Shopping estate sales for silver and gold is a hit-or-miss proposition. The estate may include an extensive coin collection, or none at all. If you are looking for something specific, don't expect to find it at an estate sale. Nevertheless, there's always the chance of running into an estate sale offering a coin collection. If you plan to shop estate sales specifically for silver coins, consider calling ahead. Look through estate sale listings and give the seller a call to see if there's anything for sale you may be interested in adding to your collection. Don't be surprised if coin collections are not listed in the ad for the sale.
At an estate sale, you are more likely to run into silver in the form of jewelry or sterling silver tableware than in bars, rounds, and silver bullion coins. Investors often pass these items up, assuming that they are marked high above the spot price of the metal they contain. However, this is not always the case. Estate sales can be an excellent opportunity to buy gold and silver jewelry and decorative items, diversifying your precious metal collection.
Do Your Research
When shopping at estate sales, do not expect the seller to know anything about the silver offered for sale. Usually, they were not the original buyer. They may not know what they have, or what it is worth. As a result, silver coins found at an estate sale are often priced a lot higher or lower than the current market rate. Because of this, it is more important than ever to know the current value of silver before buying it at an estate sale. Check the current spot price of silver before heading to the sale.

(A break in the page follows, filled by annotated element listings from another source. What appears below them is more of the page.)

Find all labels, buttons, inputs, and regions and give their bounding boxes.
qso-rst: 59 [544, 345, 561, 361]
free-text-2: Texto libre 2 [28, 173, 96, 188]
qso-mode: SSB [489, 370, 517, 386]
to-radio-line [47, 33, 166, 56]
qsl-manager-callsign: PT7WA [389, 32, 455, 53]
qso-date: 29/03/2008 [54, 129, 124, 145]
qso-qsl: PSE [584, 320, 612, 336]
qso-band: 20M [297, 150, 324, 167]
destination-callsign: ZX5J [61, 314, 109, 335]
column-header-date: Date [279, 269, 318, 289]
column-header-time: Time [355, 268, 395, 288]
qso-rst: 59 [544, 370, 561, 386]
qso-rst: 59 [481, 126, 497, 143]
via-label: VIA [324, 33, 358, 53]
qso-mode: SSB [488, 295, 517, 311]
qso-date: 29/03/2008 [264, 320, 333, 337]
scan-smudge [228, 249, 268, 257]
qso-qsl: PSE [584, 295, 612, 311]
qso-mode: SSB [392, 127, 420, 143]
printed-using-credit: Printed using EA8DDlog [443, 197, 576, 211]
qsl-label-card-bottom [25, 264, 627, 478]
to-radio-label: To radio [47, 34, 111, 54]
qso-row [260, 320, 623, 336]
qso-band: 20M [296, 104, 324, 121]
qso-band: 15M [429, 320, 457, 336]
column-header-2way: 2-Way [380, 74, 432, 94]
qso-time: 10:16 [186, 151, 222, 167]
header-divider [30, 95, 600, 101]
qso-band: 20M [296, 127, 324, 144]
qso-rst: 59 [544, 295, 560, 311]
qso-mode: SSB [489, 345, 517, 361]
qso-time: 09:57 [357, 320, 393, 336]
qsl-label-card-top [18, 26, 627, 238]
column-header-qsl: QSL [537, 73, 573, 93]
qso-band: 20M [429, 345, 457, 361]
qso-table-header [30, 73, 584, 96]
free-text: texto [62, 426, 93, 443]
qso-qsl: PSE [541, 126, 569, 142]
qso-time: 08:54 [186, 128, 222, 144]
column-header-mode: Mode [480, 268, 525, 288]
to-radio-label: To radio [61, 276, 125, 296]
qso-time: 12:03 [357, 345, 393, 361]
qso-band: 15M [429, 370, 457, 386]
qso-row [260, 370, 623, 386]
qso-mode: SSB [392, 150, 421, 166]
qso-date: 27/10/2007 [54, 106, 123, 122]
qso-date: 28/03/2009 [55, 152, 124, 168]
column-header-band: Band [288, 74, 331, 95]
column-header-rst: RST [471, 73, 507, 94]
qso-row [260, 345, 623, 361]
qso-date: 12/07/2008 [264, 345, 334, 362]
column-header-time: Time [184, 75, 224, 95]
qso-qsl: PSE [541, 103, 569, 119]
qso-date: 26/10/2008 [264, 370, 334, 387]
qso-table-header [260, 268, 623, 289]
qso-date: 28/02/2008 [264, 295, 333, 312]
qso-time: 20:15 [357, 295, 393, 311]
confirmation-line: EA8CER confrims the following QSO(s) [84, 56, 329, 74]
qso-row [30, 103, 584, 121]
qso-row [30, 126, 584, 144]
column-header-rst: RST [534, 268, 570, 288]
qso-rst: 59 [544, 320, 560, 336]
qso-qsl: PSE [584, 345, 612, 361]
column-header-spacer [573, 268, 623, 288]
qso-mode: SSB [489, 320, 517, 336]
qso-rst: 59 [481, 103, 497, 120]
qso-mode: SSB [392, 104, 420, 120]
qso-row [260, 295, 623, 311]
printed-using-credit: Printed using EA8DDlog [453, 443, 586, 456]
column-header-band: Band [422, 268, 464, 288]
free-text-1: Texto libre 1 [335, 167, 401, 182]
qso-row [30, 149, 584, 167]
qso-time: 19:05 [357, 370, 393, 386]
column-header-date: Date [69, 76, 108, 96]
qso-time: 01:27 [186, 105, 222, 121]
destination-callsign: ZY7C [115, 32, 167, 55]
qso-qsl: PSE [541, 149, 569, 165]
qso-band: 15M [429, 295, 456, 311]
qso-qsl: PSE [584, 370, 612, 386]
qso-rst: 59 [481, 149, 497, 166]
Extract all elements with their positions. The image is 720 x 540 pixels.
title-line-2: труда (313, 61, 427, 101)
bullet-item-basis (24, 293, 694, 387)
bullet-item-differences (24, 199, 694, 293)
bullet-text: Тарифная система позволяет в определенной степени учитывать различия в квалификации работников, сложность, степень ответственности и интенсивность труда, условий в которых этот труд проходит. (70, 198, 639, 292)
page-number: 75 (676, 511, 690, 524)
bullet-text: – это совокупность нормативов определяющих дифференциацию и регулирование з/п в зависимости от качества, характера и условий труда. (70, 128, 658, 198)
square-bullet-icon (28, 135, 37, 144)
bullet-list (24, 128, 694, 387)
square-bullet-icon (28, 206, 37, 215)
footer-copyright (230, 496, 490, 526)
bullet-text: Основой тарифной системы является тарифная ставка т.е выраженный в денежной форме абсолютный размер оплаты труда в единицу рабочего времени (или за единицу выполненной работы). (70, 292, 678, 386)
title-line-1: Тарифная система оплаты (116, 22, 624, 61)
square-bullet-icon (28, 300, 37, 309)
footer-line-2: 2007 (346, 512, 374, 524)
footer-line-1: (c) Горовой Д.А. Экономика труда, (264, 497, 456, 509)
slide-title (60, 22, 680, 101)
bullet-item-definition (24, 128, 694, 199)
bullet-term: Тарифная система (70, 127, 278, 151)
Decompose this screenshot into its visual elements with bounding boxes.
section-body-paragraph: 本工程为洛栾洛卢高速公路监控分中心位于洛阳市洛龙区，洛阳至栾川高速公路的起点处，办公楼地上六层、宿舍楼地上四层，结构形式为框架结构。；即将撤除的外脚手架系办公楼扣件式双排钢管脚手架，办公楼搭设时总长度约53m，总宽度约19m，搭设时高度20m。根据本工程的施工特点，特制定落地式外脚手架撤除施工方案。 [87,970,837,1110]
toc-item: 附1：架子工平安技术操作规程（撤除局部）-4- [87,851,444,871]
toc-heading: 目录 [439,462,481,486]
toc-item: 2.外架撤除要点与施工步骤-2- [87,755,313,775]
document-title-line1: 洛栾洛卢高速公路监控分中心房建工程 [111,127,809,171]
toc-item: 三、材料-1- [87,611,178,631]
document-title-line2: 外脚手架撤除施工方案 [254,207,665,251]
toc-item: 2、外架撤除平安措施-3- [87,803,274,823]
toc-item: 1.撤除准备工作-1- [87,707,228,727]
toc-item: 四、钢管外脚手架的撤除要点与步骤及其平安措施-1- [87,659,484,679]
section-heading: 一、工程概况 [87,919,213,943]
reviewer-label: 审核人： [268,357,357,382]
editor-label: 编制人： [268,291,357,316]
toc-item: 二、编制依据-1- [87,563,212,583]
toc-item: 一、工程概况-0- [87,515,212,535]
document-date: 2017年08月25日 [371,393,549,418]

If you do plan to purchase silver jewelry or sterling silver scrap at an estate sale, consider investing in a portable gram scale, as well as a silver test kit. These items can help you gauge the silver content of an item and compute its value.
Payment and Taxes
Be aware that many estate sales are cash-only. Others may accept personal checks or credit cards. Also, if your state charges sales tax on precious metal sales, inquire about whether sales tax will be added to the purchase price – in some cases, estate sales do charge sales tax, which can catch unsuspecting buyers by surprise.
One of the benefits of shopping at estate sales for silver coins is the opportunity to hold the silver in your hand before making the decision. Many collectors prefer to handle the silver coins, jewelry, and bullion prior to the sale. Unlike when buying online, you'll have the silver in your hands by the time you leave the sale.